Toplumun önemli bir bölümü, yapılan binalara, yollara, köprülere, otomobillere, insansız hava araçlarına bakarak geliştiğimizi düşünüyor. Oysa gelişme yalnız yatırımla değil, daha iyi demokrasiyle, insan haklarına ve hukuka daha fazla saygıyla, inanca göre değil, bilime göre verilen eğitimle orta sınıfı güçlendirerek olur.’’

ABD HEGEMONYASINA GEÇİŞ

Mahfi Hoca sadece Türkiye’de değil dünyada ekonominin neden krize sürüklendiğini anlatıyor.
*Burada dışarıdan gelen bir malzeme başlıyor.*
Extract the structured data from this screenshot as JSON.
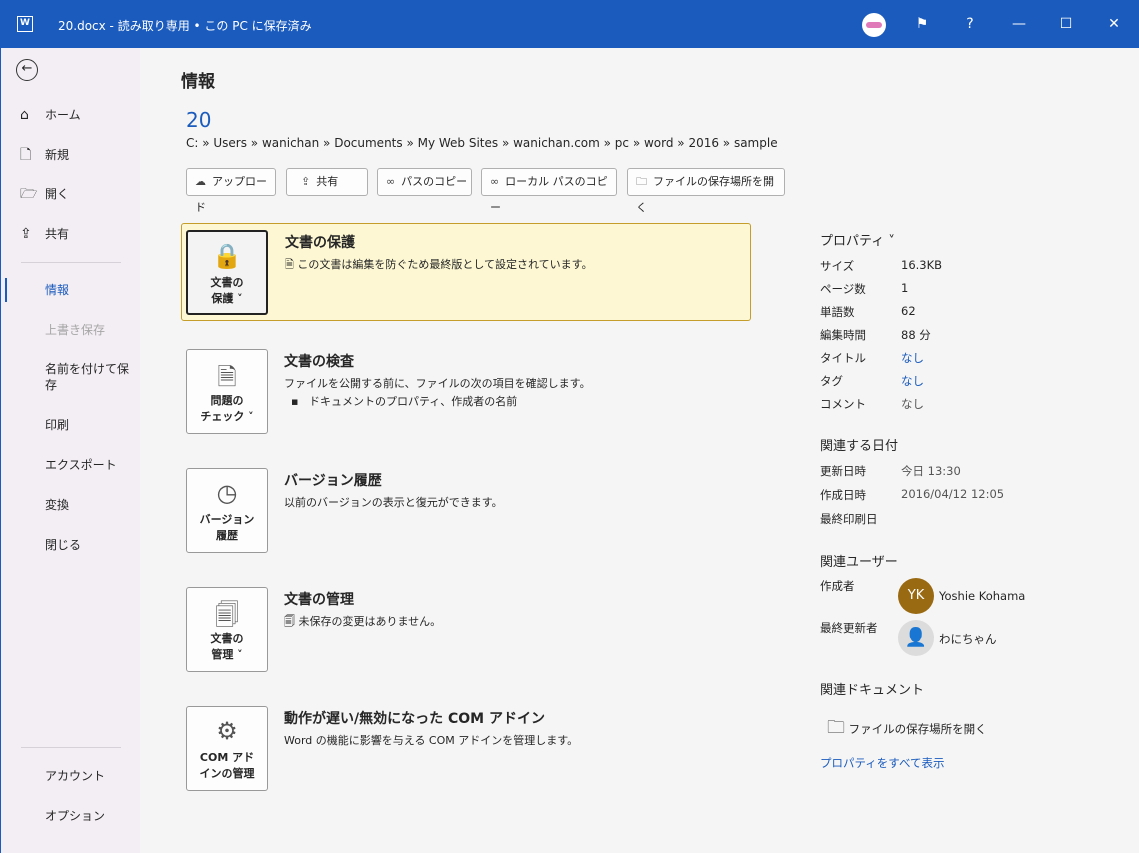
{
  "titlebar": {
    "title": "20.docx  -  読み取り専用 • この PC に保存済み",
    "app_icon": "W",
    "help": "?",
    "minimize": "—",
    "maximize": "☐",
    "close": "✕"
  },
  "sidebar": {
    "items": [
      {
        "label": "ホーム",
        "icon": "⌂"
      },
      {
        "label": "新規",
        "icon": "🗋"
      },
      {
        "label": "開く",
        "icon": "🗁"
      },
      {
        "label": "共有",
        "icon": "⇪"
      },
      {
        "label": "情報"
      },
      {
        "label": "上書き保存"
      },
      {
        "label": "名前を付けて保存"
      },
      {
        "label": "印刷"
      },
      {
        "label": "エクスポート"
      },
      {
        "label": "変換"
      },
      {
        "label": "閉じる"
      },
      {
        "label": "アカウント"
      },
      {
        "label": "オプション"
      }
    ]
  },
  "main": {
    "heading": "情報",
    "doc_name": "20",
    "path": "C: » Users » wanichan » Documents » My Web Sites » wanichan.com » pc » word » 2016 » sample",
    "actions": [
      "アップロード",
      "共有",
      "パスのコピー",
      "ローカル パスのコピー",
      "ファイルの保存場所を開く"
    ],
    "cards": [
      {
        "btn1": "文書の",
        "btn2": "保護 ˅",
        "title": "文書の保護",
        "desc": "この文書は編集を防ぐため最終版として設定されています。"
      },
      {
        "btn1": "問題の",
        "btn2": "チェック ˅",
        "title": "文書の検査",
        "desc": "ファイルを公開する前に、ファイルの次の項目を確認します。",
        "bullet": "ドキュメントのプロパティ、作成者の名前"
      },
      {
        "btn1": "バージョン",
        "btn2": "履歴",
        "title": "バージョン履歴",
        "desc": "以前のバージョンの表示と復元ができます。"
      },
      {
        "btn1": "文書の",
        "btn2": "管理 ˅",
        "title": "文書の管理",
        "desc": "未保存の変更はありません。"
      },
      {
        "btn1": "COM アド",
        "btn2": "インの管理",
        "title": "動作が遅い/無効になった COM アドイン",
        "desc": "Word の機能に影響を与える COM アドインを管理します。"
      }
    ]
  },
  "properties": {
    "heading": "プロパティ ˅",
    "rows": [
      {
        "k": "サイズ",
        "v": "16.3KB"
      },
      {
        "k": "ページ数",
        "v": "1"
      },
      {
        "k": "単語数",
        "v": "62"
      },
      {
        "k": "編集時間",
        "v": "88 分"
      },
      {
        "k": "タイトル",
        "v": "なし"
      },
      {
        "k": "タグ",
        "v": "なし"
      },
      {
        "k": "コメント",
        "v": "なし"
      }
    ],
    "dates_heading": "関連する日付",
    "dates": [
      {
        "k": "更新日時",
        "v": "今日 13:30"
      },
      {
        "k": "作成日時",
        "v": "2016/04/12 12:05"
      },
      {
        "k": "最終印刷日",
        "v": ""
      }
    ],
    "users_heading": "関連ユーザー",
    "author_label": "作成者",
    "author_initials": "YK",
    "author": "Yoshie Kohama",
    "modifier_label": "最終更新者",
    "modifier": "わにちゃん",
    "docs_heading": "関連ドキュメント",
    "open_location": "ファイルの保存場所を開く",
    "show_all": "プロパティをすべて表示"
  }
}
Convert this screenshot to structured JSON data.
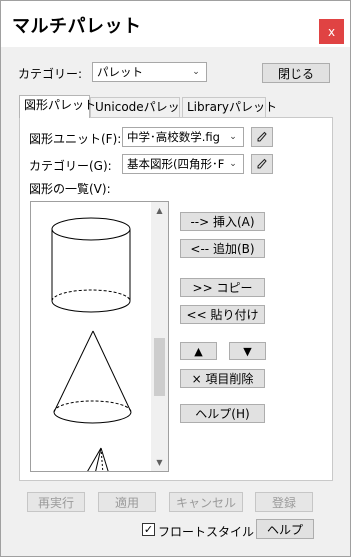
{
  "window": {
    "title": "マルチパレット",
    "close_glyph": "x"
  },
  "category": {
    "label": "カテゴリー:",
    "value": "パレット"
  },
  "close_button": "閉じる",
  "tabs": [
    {
      "label": "図形パレット",
      "active": true
    },
    {
      "label": "Unicodeパレット",
      "active": false
    },
    {
      "label": "Libraryパレット",
      "active": false
    }
  ],
  "shape_panel": {
    "unit_label": "図形ユニット(F):",
    "unit_value": "中学･高校数学.fig",
    "category_label": "カテゴリー(G):",
    "category_value": "基本図形(四角形･F",
    "list_label": "図形の一覧(V):",
    "list_items": [
      "cylinder-shape",
      "cone-shape",
      "pyramid-shape"
    ]
  },
  "actions": {
    "insert": "-->  挿入(A)",
    "add": "<--  追加(B)",
    "copy": ">>  コピー",
    "paste": "<<  貼り付け",
    "move_up": "▲",
    "move_down": "▼",
    "delete": "×  項目削除",
    "help": "ヘルプ(H)"
  },
  "footer": {
    "redo": "再実行",
    "apply": "適用",
    "cancel": "キャンセル",
    "register": "登録",
    "float_style_label": "フロートスタイル",
    "float_style_checked": true,
    "help": "ヘルプ"
  },
  "colors": {
    "close_bg": "#e04343",
    "window_bg": "#f0f0f0",
    "panel_bg": "#ffffff"
  }
}
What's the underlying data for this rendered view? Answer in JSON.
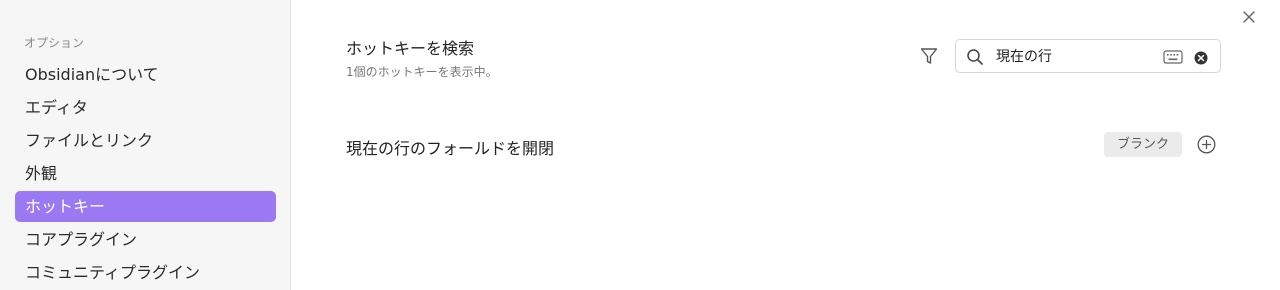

Küreselleşmeyle son 20 yılda gelen krizi 1944’te Bretton Woods’da kurulan eski yapıların yıkılıp yerine yenisinin kurulamamasına bağlıyor.

O dönemde dünya ekonomisine yön verme amacıyla oluşturulan Dünya Bankası, IMF ve Dünya Ticaret Örgütü gibi kurumlar şimdi küreselleşme sonucu, ABD hegemonyasına girmiş durumdalar.

ABD hegemonyasına tepki gösteren Çin, Rusya ve diğer Asya ülkeleri şimdi ABD-Avrupa blokunun karşısına dikiliyorlar. Şangay Beşlisi etrafındaki 9 Asya ülkesi 2022’de 25 trilyon dolarla ABD’nin GSYH’sini yakalamış durumda. Eğilmez’e göre Çin Yuan’ı ve Rus Rublesi bir süre sonra ABD’nin Dolar egemenliğinin karşısına dikilecekler ve onlar da rezerv para haline gelecekler.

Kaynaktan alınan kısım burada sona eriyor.